Duplicate a PIN Digit to Increase Obfuscation
Let's say you are setting up a PIN code to secure access to your bank account at an ATM. When you walk up to the ATM, you punch in your four digit PIN and the machine allows you to withdraw money. Now let's assume there is some nefarious thief who steps up to the machine after you have left. Due to your Cheeto-covered fingertips, the thief can identify which buttons you had pressed on the PIN pad, but not the order in which they were pressed.
The question I had is this: is it better to have a PIN composed of four unique digits, or is it better to duplicate one or more of them? And by better here I mean to ask whether a thief has more or fewer potential possibilities to try via a brute-force strategy. If only one button is covered in Cheeto dust, then the thief knows the password must be N repetitions of that number, where N is the length of the PIN passcode, but things get more complicated with more revealed digits and longer passwords.
The Brute-Force Crunch
Here I wrote a simple python script that iterates through all possible PINs of a given length and measures the unique number of digits in each code. Then, I evaluate how many unique PINs could potentially satisfy a given query. In the figure below, I tabulated the total counts of PINs as a function of both the number of revealed digits and the length of the PIN.
Unique PINs that satisfy a revealed subset of digits.
Observations
Interestingly, it does seem that in this example, duplicating one digit in a 4-digit PIN seems to provide more obfuscation than using four unique digits. Further, as PINs get longer, the degree of obfuscation seems to change such that when considering an 8-long PIN, it appears to be beneficial to include two duplicated digits, revealing only 6 unique digits to some thief.
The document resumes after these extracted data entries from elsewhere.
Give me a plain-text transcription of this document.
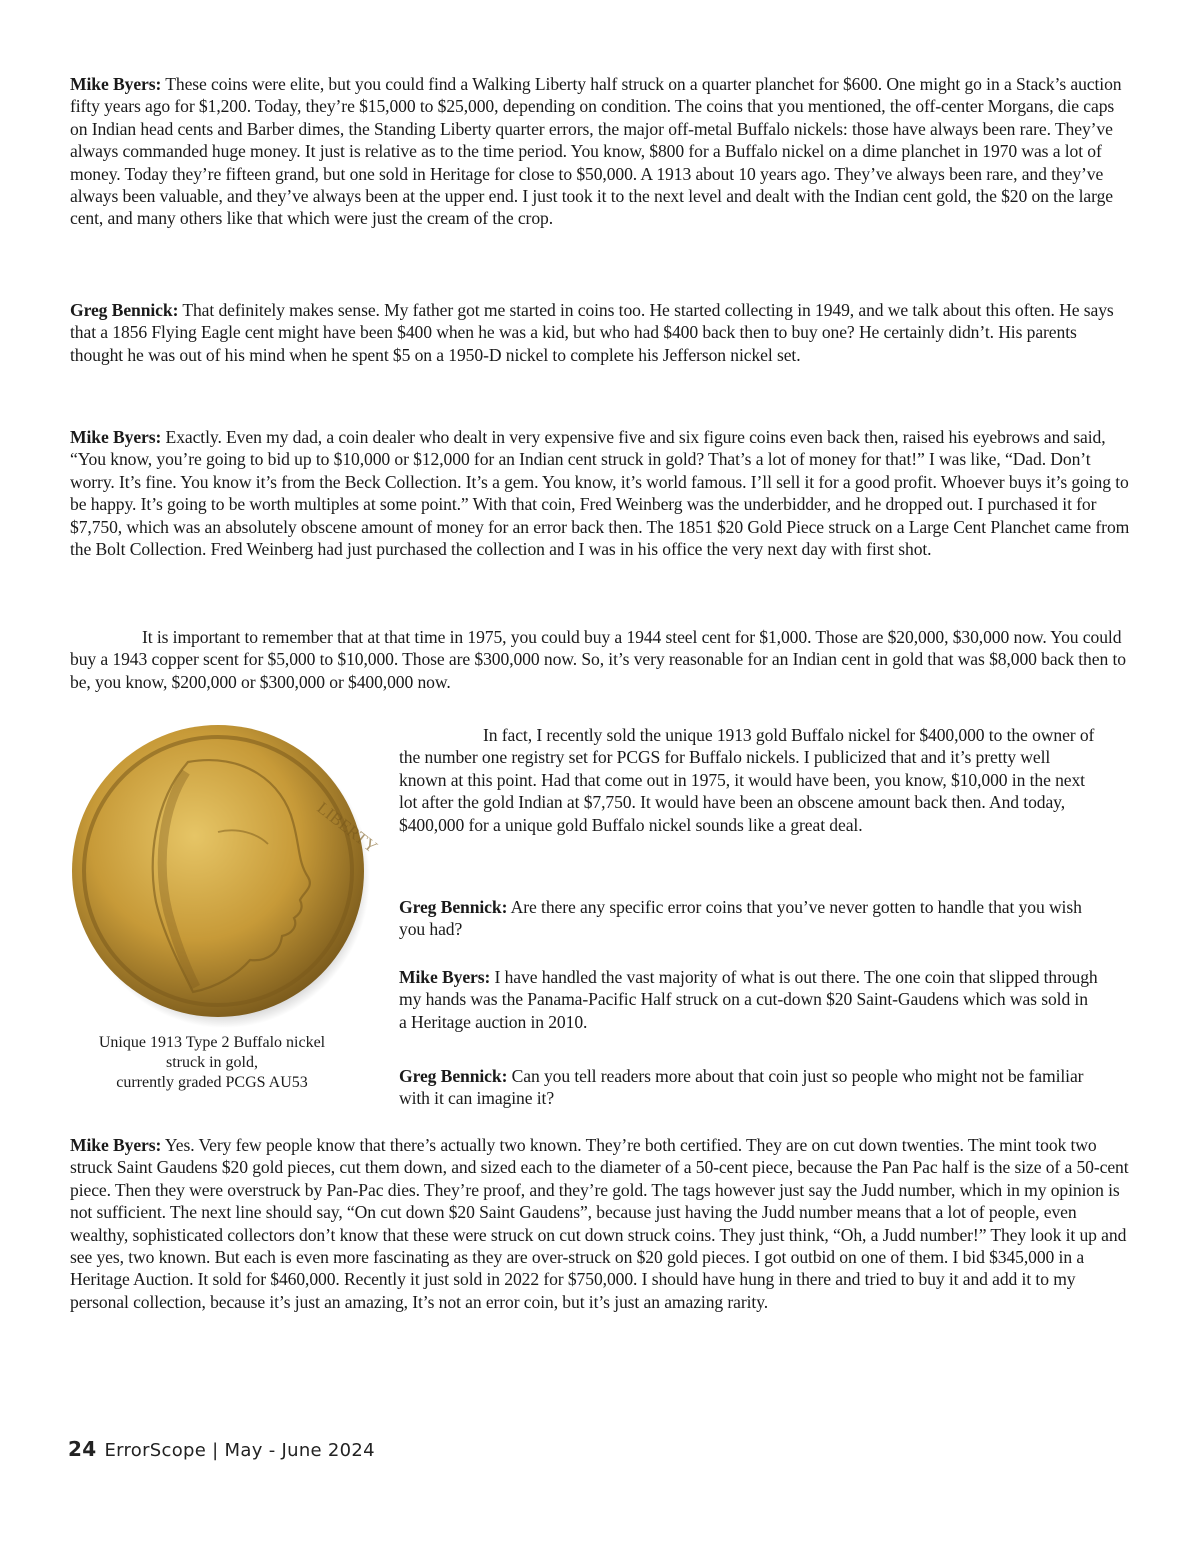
Mike Byers: These coins were elite, but you could find a Walking Liberty half struck on a quarter planchet for $600. One might go in a Stack’s auction fifty years ago for $1,200. Today, they’re $15,000 to $25,000, depending on condition. The coins that you mentioned, the off-center Morgans, die caps on Indian head cents and Barber dimes, the Standing Liberty quarter errors, the major off-metal Buffalo nickels: those have always been rare. They’ve always commanded huge money. It just is relative as to the time period. You know, $800 for a Buffalo nickel on a dime planchet in 1970 was a lot of money. Today they’re fifteen grand, but one sold in Heritage for close to $50,000. A 1913 about 10 years ago. They’ve always been rare, and they’ve always been valuable, and they’ve always been at the upper end. I just took it to the next level and dealt with the Indian cent gold, the $20 on the large cent, and many others like that which were just the cream of the crop.

Greg Bennick: That definitely makes sense. My father got me started in coins too. He started collecting in 1949, and we talk about this often. He says that a 1856 Flying Eagle cent might have been $400 when he was a kid, but who had $400 back then to buy one? He certainly didn’t. His parents thought he was out of his mind when he spent $5 on a 1950-D nickel to complete his Jefferson nickel set.

Mike Byers: Exactly. Even my dad, a coin dealer who dealt in very expensive five and six figure coins even back then, raised his eyebrows and said, “You know, you’re going to bid up to $10,000 or $12,000 for an Indian cent struck in gold? That’s a lot of money for that!” I was like, “Dad. Don’t worry. It’s fine. You know it’s from the Beck Collection. It’s a gem. You know, it’s world famous. I’ll sell it for a good profit. Whoever buys it’s going to be happy. It’s going to be worth multiples at some point.” With that coin, Fred Weinberg was the underbidder, and he dropped out. I purchased it for $7,750, which was an absolutely obscene amount of money for an error back then. The 1851 $20 Gold Piece struck on a Large Cent Planchet came from the Bolt Collection. Fred Weinberg had just purchased the collection and I was in his office the very next day with first shot.

It is important to remember that at that time in 1975, you could buy a 1944 steel cent for $1,000. Those are $20,000, $30,000 now. You could buy a 1943 copper scent for $5,000 to $10,000. Those are $300,000 now. So, it’s very reasonable for an Indian cent in gold that was $8,000 back then to be, you know, $200,000 or $300,000 or $400,000 now.

LIBERTY
Unique 1913 Type 2 Buffalo nickel
struck in gold,
currently graded PCGS AU53

In fact, I recently sold the unique 1913 gold Buffalo nickel for $400,000 to the owner of the number one registry set for PCGS for Buffalo nickels. I publicized that and it’s pretty well known at this point. Had that come out in 1975, it would have been, you know, $10,000 in the next lot after the gold Indian at $7,750. It would have been an obscene amount back then. And today, $400,000 for a unique gold Buffalo nickel sounds like a great deal.

Greg Bennick: Are there any specific error coins that you’ve never gotten to handle that you wish you had?

Mike Byers: I have handled the vast majority of what is out there. The one coin that slipped through my hands was the Panama-Pacific Half struck on a cut-down $20 Saint-Gaudens which was sold in a Heritage auction in 2010.

Greg Bennick: Can you tell readers more about that coin just so people who might not be familiar with it can imagine it?

Mike Byers: Yes. Very few people know that there’s actually two known. They’re both certified. They are on cut down twenties. The mint took two struck Saint Gaudens $20 gold pieces, cut them down, and sized each to the diameter of a 50-cent piece, because the Pan Pac half is the size of a 50-cent piece. Then they were overstruck by Pan-Pac dies. They’re proof, and they’re gold. The tags however just say the Judd number, which in my opinion is not sufficient. The next line should say, “On cut down $20 Saint Gaudens”, because just having the Judd number means that a lot of people, even wealthy, sophisticated collectors don’t know that these were struck on cut down struck coins. They just think, “Oh, a Judd number!” They look it up and see yes, two known. But each is even more fascinating as they are over-struck on $20 gold pieces. I got outbid on one of them. I bid $345,000 in a Heritage Auction. It sold for $460,000. Recently it just sold in 2022 for $750,000. I should have hung in there and tried to buy it and add it to my personal collection, because it’s just an amazing, It’s not an error coin, but it’s just an amazing rarity.

24 ErrorScope | May - June 2024
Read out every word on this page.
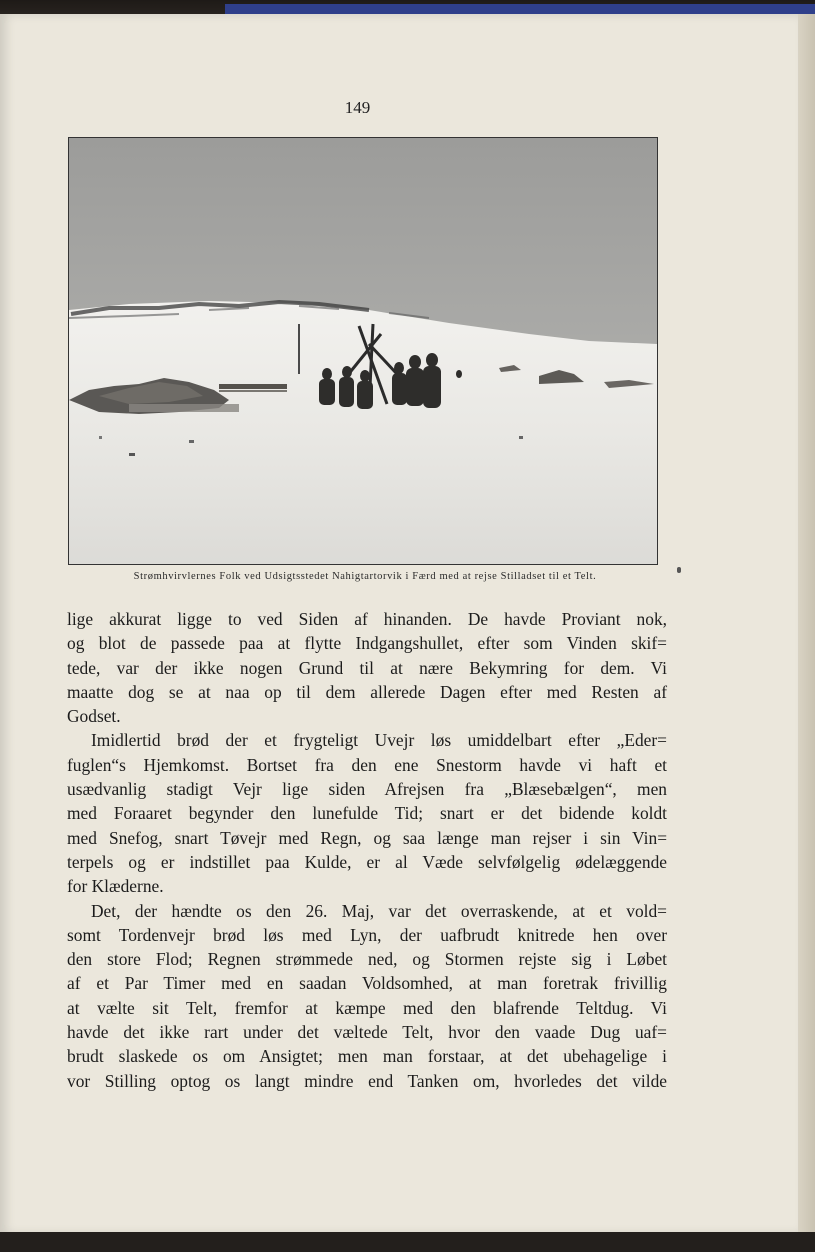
149
Strømhvirvlernes Folk ved Udsigtsstedet Nahigtartorvik i Færd med at rejse Stilladset til et Telt.
lige akkurat ligge to ved Siden af hinanden. De havde Proviant nok,
og blot de passede paa at flytte Indgangshullet, efter som Vinden skif=
tede, var der ikke nogen Grund til at nære Bekymring for dem. Vi
maatte dog se at naa op til dem allerede Dagen efter med Resten af
Godset.
Imidlertid brød der et frygteligt Uvejr løs umiddelbart efter „Eder=
fuglen“s Hjemkomst. Bortset fra den ene Snestorm havde vi haft et
usædvanlig stadigt Vejr lige siden Afrejsen fra „Blæsebælgen“, men
med Foraaret begynder den lunefulde Tid; snart er det bidende koldt
med Snefog, snart Tøvejr med Regn, og saa længe man rejser i sin Vin=
terpels og er indstillet paa Kulde, er al Væde selvfølgelig ødelæggende
for Klæderne.
Det, der hændte os den 26. Maj, var det overraskende, at et vold=
somt Tordenvejr brød løs med Lyn, der uafbrudt knitrede hen over
den store Flod; Regnen strømmede ned, og Stormen rejste sig i Løbet
af et Par Timer med en saadan Voldsomhed, at man foretrak frivillig
at vælte sit Telt, fremfor at kæmpe med den blafrende Teltdug. Vi
havde det ikke rart under det væltede Telt, hvor den vaade Dug uaf=
brudt slaskede os om Ansigtet; men man forstaar, at det ubehagelige i
vor Stilling optog os langt mindre end Tanken om, hvorledes det vilde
Finding a General Solution
I spent some time trying to get my head around a closed-form algebra describing this table, but got myself stuck. A few high-level observations to get anyone else started. I'd love to see if someone more well-versed in combinatorics has an equation that yields the values in the table above.
- The diagonal is just the factorial sequence $$ n_{i} = i! $$
- The second diagonal is the product of the index factorial and the nth triangle number $$n_{i} = i! * \Big(\frac{i^2+i}{2}\Big)$$
- And that's about it. I'm pretty sure I'm close but can't figure out the terms for the inner diagnonal sequences.
Anyway, enjoy an interesting Sunday problem that I'll leave incomplete as an exercise to the reader.